Когда она окончательно привыкнет к тому, что делает с Лупой? Всякий раз находится что-то, что повергает ее если не в панику, то в крайнее смущение. Это неправильно.

Эмма обещает себе, что прекратит стесняться. Это ограничивает только ее и никак не влияет на Лупу. Так есть ли в том смысл?

В галерее тихо. Куда-то подевались все рабы. Сложно понять, день на дворе или вечер. В крыле Лупы почти нет окон, а те, что есть, завешаны тканью. Эмма подходит к окну и осторожно выглядывает в него.

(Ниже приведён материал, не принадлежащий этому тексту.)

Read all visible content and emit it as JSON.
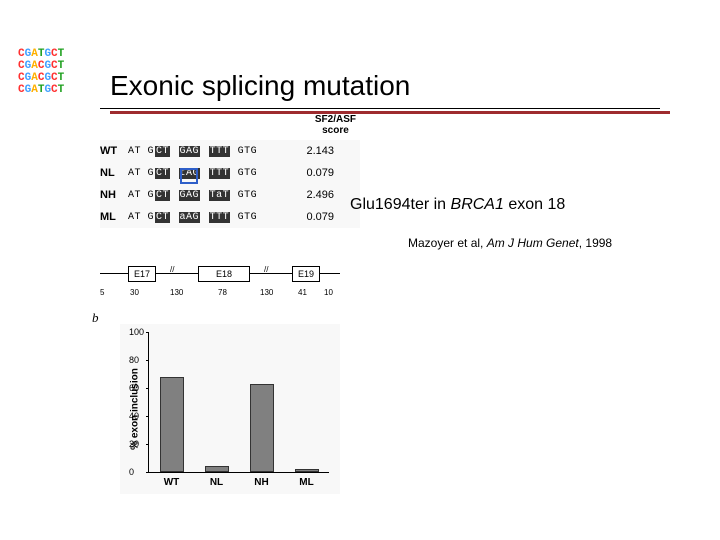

Ночь. Темно. И ничего не слышно.

Эмма еще какое-то время всматривается в свободу, потом слышит позади шаги.

Элия – кажется, так ее зовут – тащит, согнувшись в три погибели огромную корзину с яблоками. Эмма тут же бросается на помощь. Девушка признательно смотрит на нее.

– Спасибо, – говорит она.

– Ага, – отвечает Эмма. – Куда нести-то?

Элия спохватывается и идет вперед, указывая путь. Время от времени она оборачивается, чтобы проверить Эмму, и смущенно улыбается, забавно морща нос. Эмма улыбается ей в ответ. И снова в голову приходит мысль: а Элия… Она с заговорщиками? Эмма тут же глядит на нее иначе. И удивляется тому, как можно захотеть рожать в рабстве. Или ее никто не спрашивал? Может, ее изнасиловали?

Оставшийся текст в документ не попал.